Obamacare and the pressure to reduce healthcare costs
As the initial problems of ‘Obamacare’ are ironed out, Simon Laing, Head of US Equities at Invesco Perpetual, looks at the effect this may have on the US healthcare sector in 2014…
Obamacare is the informal name that has been given to the Patient Protection & Affordable Care Act that was signed into law in 2010. Its major initiative of providing affordable health insurance to all US citizens started rolling out in 2013. But it’s been an inauspicious start with its well-publicised website enrolment problems, preventing most people from taking out coverage.
President Obama has had to enact several temporary measures to improve consumer experience and perception but the whole saga has had a visibly detrimental effect on the popularity ratings for President Obama and the Democrat party. This is particularly uncomfortable for those Democrats who are up for re-election in the November mid-terms.
But these are all teething problems and we would suggest that in a year’s time they will largely be forgotten and by that stage the equity market will be firmly dealing with the implications of what Obamacare means for companies.
In the short-term, we believe it is all about insurance coverage. According to Deutsche Bank figures, there are roughly 55m uninsured people (out of a population of c.314 million) in the US who will become eligible to receive insurance either from the government Medicare programme, the state Medicaid programme (if the State has opted in) or from their employer. Indeed, it will eventually become mandatory for everyone to carry insurance.
The immediate beneficiaries will be the hospitals. Typically 20% of patients who are admitted to the emergency room are uninsured and so bad debts are huge in the sector. With insurance coverage improving, bad debts will decline and profitability should rise.
For health insurance companies it is a little trickier as it has yet to be seen how profitable it will be to cover these extra lives. The first enrollers are likely to be those that are in need of immediate care and are therefore likely to be high cost customers. This adverse selection could eliminate the benefit of any revenue upside.
Other areas of healthcare may benefit a little from increased volumes of procedures but they also face a government tax to help fund the cost of Obamacare to the government (the medical device tax would be an example of this).
What must not be forgotten though are the longer-term storm clouds in healthcare, representing the government’s long-term funding of its Medicare programme (insurance for the elderly and disabled). As the population ages, and as health care costs continue to rise, the programme will become woefully underfunded. The US spends nearly 18% of its GDP on healthcare, much more than other Western countries (Figure 1). And the largest cost in the healthcare system is hospitals. So as we look to the future beyond Obamacare, we look to be entering an environment of increasing pressure to reduce healthcare costs and there are only a few ways to do this.
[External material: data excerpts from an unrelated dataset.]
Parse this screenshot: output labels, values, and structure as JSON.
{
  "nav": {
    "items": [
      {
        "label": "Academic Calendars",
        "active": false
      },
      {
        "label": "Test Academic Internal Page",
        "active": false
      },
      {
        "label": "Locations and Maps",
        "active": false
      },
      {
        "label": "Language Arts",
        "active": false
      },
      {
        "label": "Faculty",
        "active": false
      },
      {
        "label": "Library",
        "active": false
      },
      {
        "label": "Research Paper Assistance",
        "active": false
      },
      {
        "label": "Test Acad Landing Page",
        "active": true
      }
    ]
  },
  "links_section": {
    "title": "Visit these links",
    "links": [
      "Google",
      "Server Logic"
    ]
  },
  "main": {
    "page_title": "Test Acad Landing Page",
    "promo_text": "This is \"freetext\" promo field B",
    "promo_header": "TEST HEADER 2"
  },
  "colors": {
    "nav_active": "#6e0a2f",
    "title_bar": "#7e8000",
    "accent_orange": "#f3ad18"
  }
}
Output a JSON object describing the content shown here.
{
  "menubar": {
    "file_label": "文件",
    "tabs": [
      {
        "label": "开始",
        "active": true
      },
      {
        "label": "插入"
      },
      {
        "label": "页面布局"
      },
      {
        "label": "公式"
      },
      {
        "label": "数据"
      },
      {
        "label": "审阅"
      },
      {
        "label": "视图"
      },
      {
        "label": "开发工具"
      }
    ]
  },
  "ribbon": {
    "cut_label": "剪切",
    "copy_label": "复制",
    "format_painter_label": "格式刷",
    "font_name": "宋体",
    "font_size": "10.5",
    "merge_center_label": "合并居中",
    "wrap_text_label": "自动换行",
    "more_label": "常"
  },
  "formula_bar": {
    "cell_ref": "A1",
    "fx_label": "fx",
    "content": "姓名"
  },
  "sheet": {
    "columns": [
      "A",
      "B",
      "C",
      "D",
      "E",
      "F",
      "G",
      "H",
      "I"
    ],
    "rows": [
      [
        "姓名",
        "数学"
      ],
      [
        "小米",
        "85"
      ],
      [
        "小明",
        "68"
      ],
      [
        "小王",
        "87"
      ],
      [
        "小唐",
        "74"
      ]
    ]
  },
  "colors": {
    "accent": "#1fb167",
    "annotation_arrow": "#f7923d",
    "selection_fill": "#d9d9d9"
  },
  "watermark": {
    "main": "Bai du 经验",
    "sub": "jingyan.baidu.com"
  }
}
Reducing coverage looks unlikely given Obamacare has done the exact opposite. Reducing prices the government pays for services looks a certainty (and we are seeing pressure in some areas already, such as lab testing). Increasing efficiency in hospitals such that a US$ spent goes a longer way. This latter point has been a focus from an IT perspective as the government offered a stimulus programme to encourage updates of hospital and physician IT systems (for instance Electronic Health Records).
Obamacare is important but longer-term, funding this increased healthcare liability will, in our opinion, have a more profound impact on the sector. However, forecasting when that bell tolls is very difficult. From an investment perspective, we believe focusing on companies that are helping take the cost out of the healthcare system will be paramount.